Chatted with IGN about the whole XBO ... Xbox thing. I was pretty candid. Some of my comments from the article:
"You can't tell tens of millions of console loyalists 'the box is dead, move to Windows' overnight without torching the goodwill you just spent 100 days rebuilding – or potentially pissing off 25-year fans. So, Xbox is still shipping hardware and keeping some smaller exclusives to keep the core warm, but the actual centre of gravity is quietly sliding to PC, mobile, and cloud. Helix being half-console, half-PC is that compromise made physical. The word 'Helix' is most commonly known from biology, to describe human DNA, where two intertwined, spiral strands form a twisted ladder. It’s literally in the name – Xbox is converging console and PC."
''On layoffs, the studios most exposed are the ones that are brilliant for prestige and rotten for the spreadsheet. The Double Fines and Ninja Theories of the portfolio – beloved, talent-dense, critically adored, and small – are on the chopping block. They’re wonderful for hearts and minds, but hard to defend in a margin review."
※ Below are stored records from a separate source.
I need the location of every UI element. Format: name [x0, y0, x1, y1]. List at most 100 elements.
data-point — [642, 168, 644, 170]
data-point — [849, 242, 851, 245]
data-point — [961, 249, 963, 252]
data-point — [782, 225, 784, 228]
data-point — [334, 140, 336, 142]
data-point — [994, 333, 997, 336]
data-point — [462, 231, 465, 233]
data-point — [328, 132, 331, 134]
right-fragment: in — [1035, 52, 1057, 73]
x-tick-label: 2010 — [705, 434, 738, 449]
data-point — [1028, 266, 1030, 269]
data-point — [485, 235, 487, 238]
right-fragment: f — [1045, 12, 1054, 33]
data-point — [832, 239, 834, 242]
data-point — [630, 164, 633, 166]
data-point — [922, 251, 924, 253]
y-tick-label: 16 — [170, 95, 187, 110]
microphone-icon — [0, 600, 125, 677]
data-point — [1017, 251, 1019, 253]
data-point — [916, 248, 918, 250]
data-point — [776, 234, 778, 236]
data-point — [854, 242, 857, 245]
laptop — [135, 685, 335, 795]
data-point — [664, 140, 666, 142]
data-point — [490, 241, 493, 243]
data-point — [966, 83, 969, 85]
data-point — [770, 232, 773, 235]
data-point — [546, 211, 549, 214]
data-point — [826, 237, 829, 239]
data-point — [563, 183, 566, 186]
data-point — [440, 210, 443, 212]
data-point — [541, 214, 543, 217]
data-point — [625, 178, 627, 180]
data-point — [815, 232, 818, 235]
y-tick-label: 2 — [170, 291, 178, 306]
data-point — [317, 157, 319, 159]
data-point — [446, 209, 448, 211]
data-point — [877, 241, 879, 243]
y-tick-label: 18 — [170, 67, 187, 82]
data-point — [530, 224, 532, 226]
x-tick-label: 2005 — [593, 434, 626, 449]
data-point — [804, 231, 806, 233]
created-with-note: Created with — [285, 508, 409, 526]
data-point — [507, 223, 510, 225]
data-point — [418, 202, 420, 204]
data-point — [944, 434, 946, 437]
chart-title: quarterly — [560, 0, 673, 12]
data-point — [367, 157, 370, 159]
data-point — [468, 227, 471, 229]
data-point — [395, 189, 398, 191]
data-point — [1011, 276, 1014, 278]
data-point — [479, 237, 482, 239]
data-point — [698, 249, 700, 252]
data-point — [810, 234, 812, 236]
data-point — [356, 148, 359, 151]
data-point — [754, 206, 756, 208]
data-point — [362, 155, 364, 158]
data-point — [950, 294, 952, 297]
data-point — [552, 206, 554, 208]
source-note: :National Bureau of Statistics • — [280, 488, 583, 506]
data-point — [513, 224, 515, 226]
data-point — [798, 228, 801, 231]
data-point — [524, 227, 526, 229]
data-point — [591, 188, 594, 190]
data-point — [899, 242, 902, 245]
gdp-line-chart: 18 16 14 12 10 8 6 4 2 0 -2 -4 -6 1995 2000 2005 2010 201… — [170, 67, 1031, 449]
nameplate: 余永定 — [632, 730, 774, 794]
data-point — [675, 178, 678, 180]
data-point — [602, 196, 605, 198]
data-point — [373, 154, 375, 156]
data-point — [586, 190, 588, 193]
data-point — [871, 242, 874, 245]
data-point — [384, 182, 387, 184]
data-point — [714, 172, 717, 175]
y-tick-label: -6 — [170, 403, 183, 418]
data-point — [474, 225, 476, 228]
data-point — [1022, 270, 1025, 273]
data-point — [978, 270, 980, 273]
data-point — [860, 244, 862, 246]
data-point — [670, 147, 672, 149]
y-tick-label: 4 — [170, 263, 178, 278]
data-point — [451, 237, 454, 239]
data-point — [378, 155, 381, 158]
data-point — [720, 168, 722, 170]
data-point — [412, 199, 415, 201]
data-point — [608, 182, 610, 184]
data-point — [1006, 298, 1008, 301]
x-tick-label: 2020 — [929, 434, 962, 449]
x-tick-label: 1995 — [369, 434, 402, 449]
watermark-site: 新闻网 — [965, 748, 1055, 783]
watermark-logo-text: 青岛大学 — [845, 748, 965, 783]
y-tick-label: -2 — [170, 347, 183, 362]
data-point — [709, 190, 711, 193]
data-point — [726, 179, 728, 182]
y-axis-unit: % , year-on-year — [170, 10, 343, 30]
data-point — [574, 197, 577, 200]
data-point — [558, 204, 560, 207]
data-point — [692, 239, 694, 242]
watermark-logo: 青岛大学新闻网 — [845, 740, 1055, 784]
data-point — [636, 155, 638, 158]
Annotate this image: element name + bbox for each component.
"I'm genuinely worried about that tier of studio given the rhetoric in the memo," Elliott said, of Xbox's smaller development teams. "They were acquired in an era of growth-at-all-costs, and that era is explicitly what this memo is unwinding. And again, it’s not new, either. In 2024, Xbox shut Tango Gameworks, fresh off Hi-Fi Rush, and closed Arkane Austin too. Those studios were prestige-rich, talent-dense, modest on the balance sheet. The memo's 'we expanded the studio system... [and] found ourselves over extended' is the same logic that ended Tango under Booty and Spencer."
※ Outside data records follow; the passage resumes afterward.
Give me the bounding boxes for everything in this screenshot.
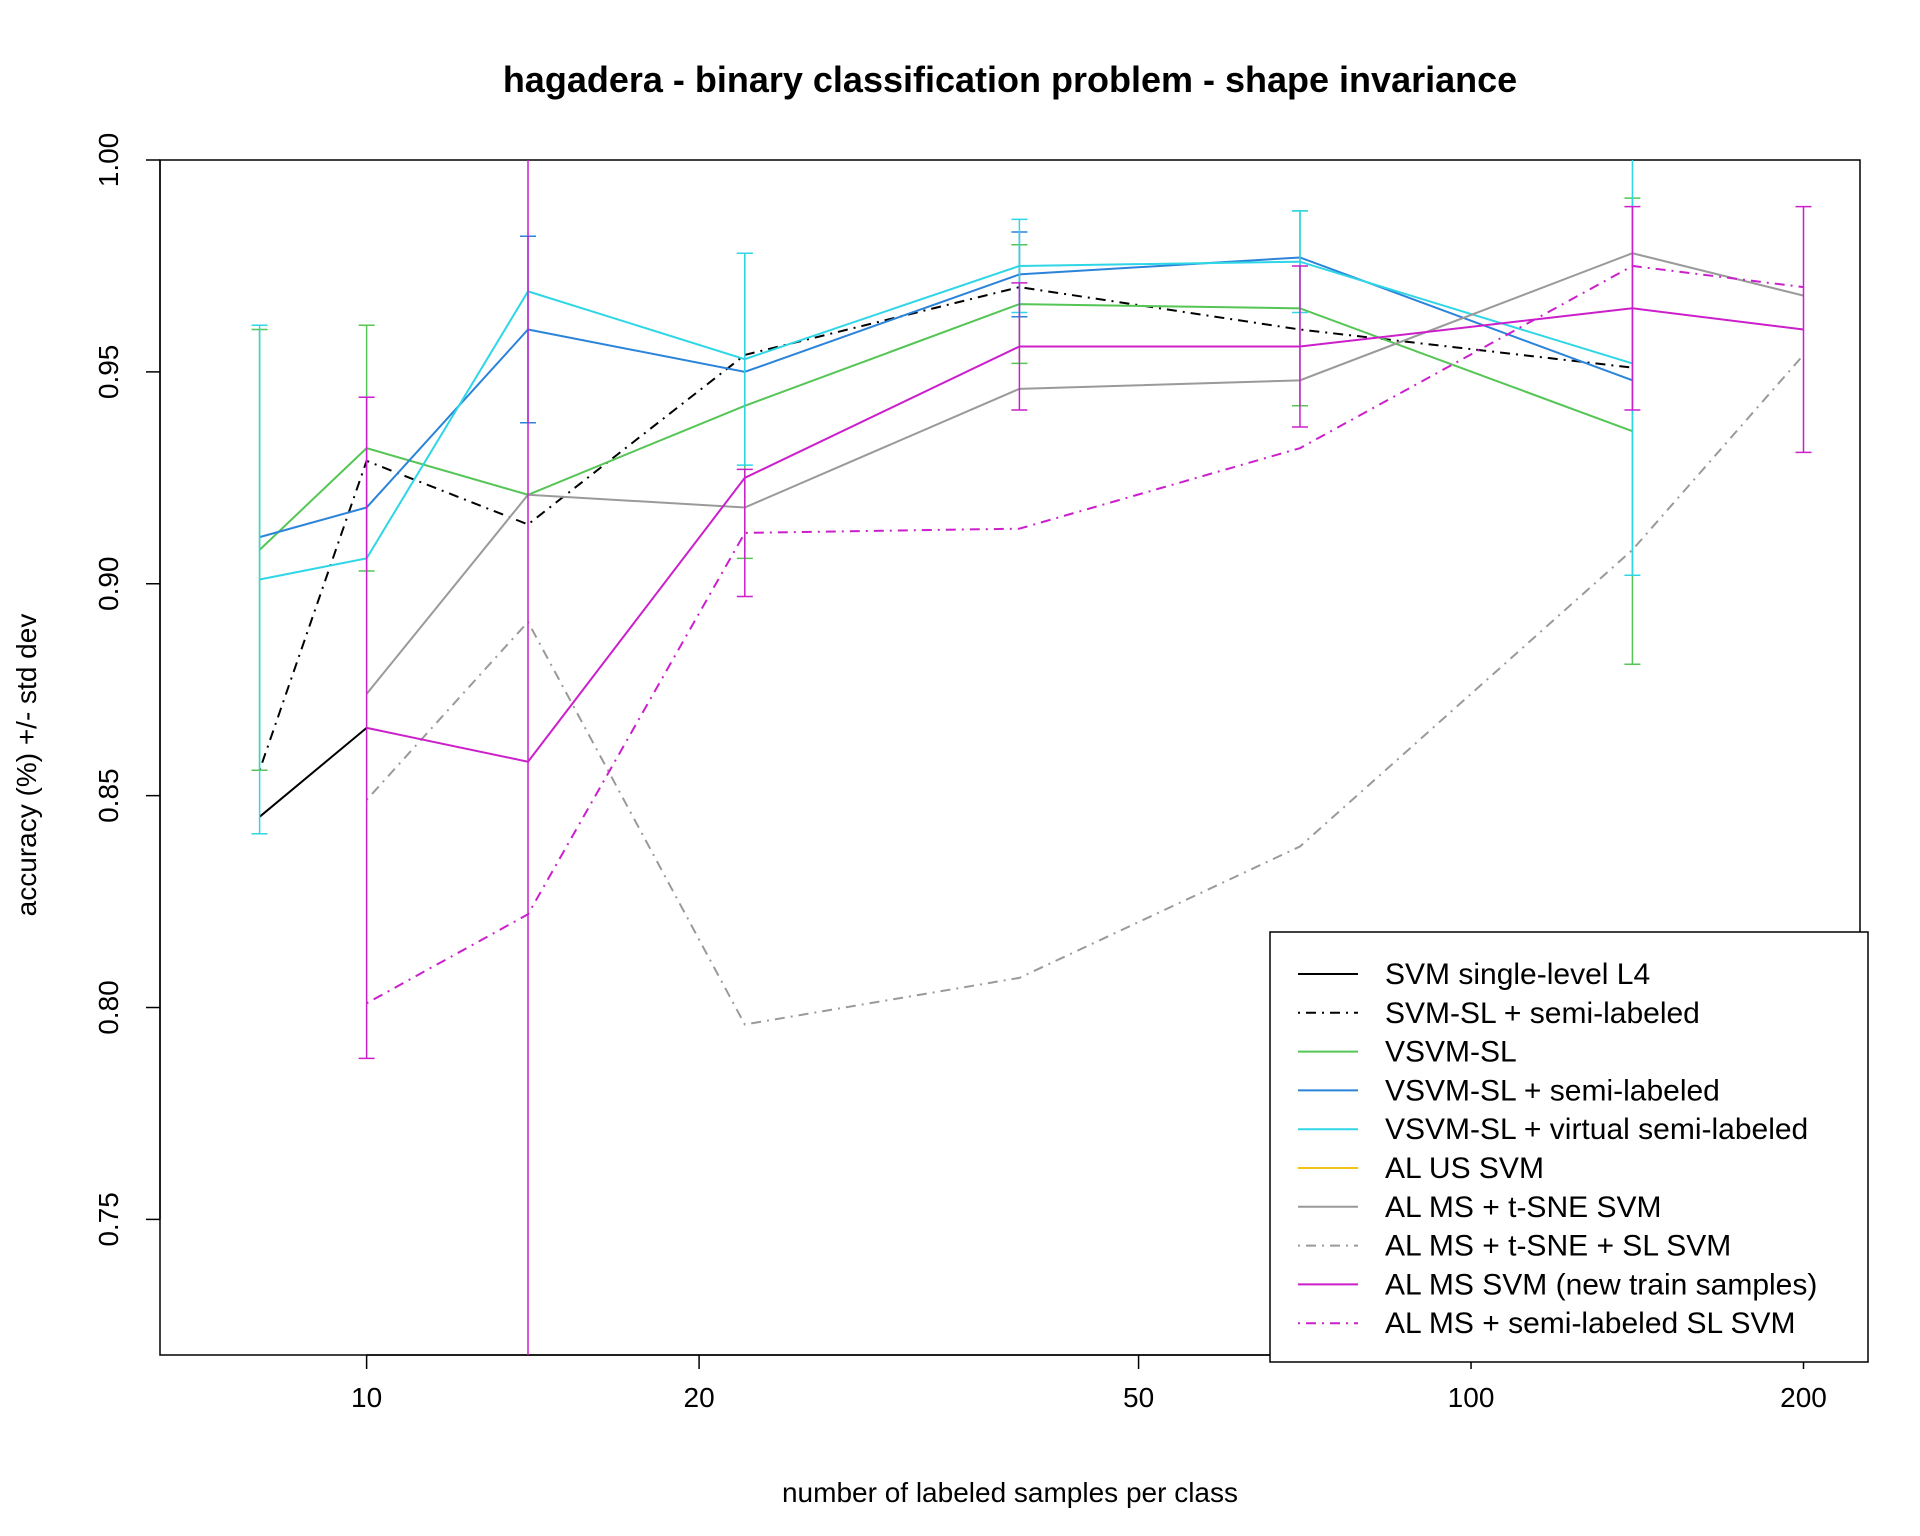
legend-entry: VSVM-SL + semi-labeled xyxy=(1385,1074,1720,1107)
legend-entry: AL MS SVM (new train samples) xyxy=(1385,1268,1817,1301)
legend-entry: VSVM-SL + virtual semi-labeled xyxy=(1385,1113,1808,1146)
y-tick-label: 0.90 xyxy=(93,557,124,612)
series-5 xyxy=(251,160,1641,835)
series-3 xyxy=(251,197,1641,771)
legend-entry: AL MS + t-SNE + SL SVM xyxy=(1385,1230,1731,1263)
y-tick-label: 0.85 xyxy=(93,768,124,823)
series-2 xyxy=(258,286,1633,771)
x-tick-label: 10 xyxy=(351,1382,382,1413)
series-line xyxy=(258,286,1633,771)
legend-entry: AL MS + semi-labeled SL SVM xyxy=(1385,1307,1795,1340)
legend: SVM single-level L4 SVM-SL + semi-labeled… xyxy=(1269,931,1869,1363)
x-tick-label: 20 xyxy=(684,1382,715,1413)
series-line xyxy=(258,303,1633,551)
legend-box xyxy=(1269,931,1869,1363)
y-axis-label: accuracy (%) +/- std dev xyxy=(11,614,42,917)
series-9 xyxy=(358,160,1812,1355)
legend-entry: AL US SVM xyxy=(1385,1152,1544,1185)
series-10 xyxy=(366,264,1804,1005)
chart-title: hagadera - binary classification problem… xyxy=(503,59,1517,100)
x-tick-label: 50 xyxy=(1123,1382,1154,1413)
x-tick-label: 100 xyxy=(1448,1382,1495,1413)
series-line xyxy=(366,307,1804,763)
legend-entry: VSVM-SL xyxy=(1385,1036,1517,1069)
plot-content xyxy=(251,160,1812,1355)
series-line xyxy=(258,727,368,818)
y-tick-label: 0.75 xyxy=(93,1192,124,1247)
plot-series-group xyxy=(251,160,1812,1355)
x-axis: 10 20 50 100 200 xyxy=(351,1354,1827,1413)
series-line xyxy=(366,264,1804,1005)
y-axis: 0.75 0.80 0.85 0.90 0.95 1.00 xyxy=(93,133,161,1247)
x-tick-label: 200 xyxy=(1780,1382,1827,1413)
y-tick-label: 0.95 xyxy=(93,345,124,400)
legend-entry: SVM-SL + semi-labeled xyxy=(1385,997,1700,1030)
x-axis-label: number of labeled samples per class xyxy=(782,1477,1238,1508)
legend-entry: AL MS + t-SNE SVM xyxy=(1385,1191,1661,1224)
legend-entry: SVM single-level L4 xyxy=(1385,958,1650,991)
y-tick-label: 0.80 xyxy=(93,980,124,1035)
series-1 xyxy=(258,727,368,818)
series-4 xyxy=(259,231,1633,539)
y-tick-label: 1.00 xyxy=(93,133,124,188)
"There's a messier possibility worth naming," Elliott concludes, "that the confident language and candour are masking real strategic uncertainty. The clearest evidence is the contradiction sitting inside the comms – choosing to forgo revenue by pulling games off the biggest install base one week, then lamenting that revenue is too low in the same breath. When you talk out of both sides of your mouth, trust starts to dissolve. The Spencer era had that habit, and the Xbox of new reads like a continuation of it, now with employees being gently primed for another round of layoffs a few months after Booty said: 'To be clear, there are no organisational changes underway for our studios.’ I also note that Xbox said there would be no layoffs after the Activision Blizzard acquisition. There were a lot of layoffs.''
"A healthy Xbox is good for all of us, competition included, and they're saying a lot of the right things. The candour is real and their diagnosis of the problems are mostly correct. But there’s no easy cure. Trying to be simultaneously the world's largest game publisher and a first-party hardware platform, at a 5x component premium, with a first-party slate that can't yet carry exclusivity on its own – that's the bit I can't make add up."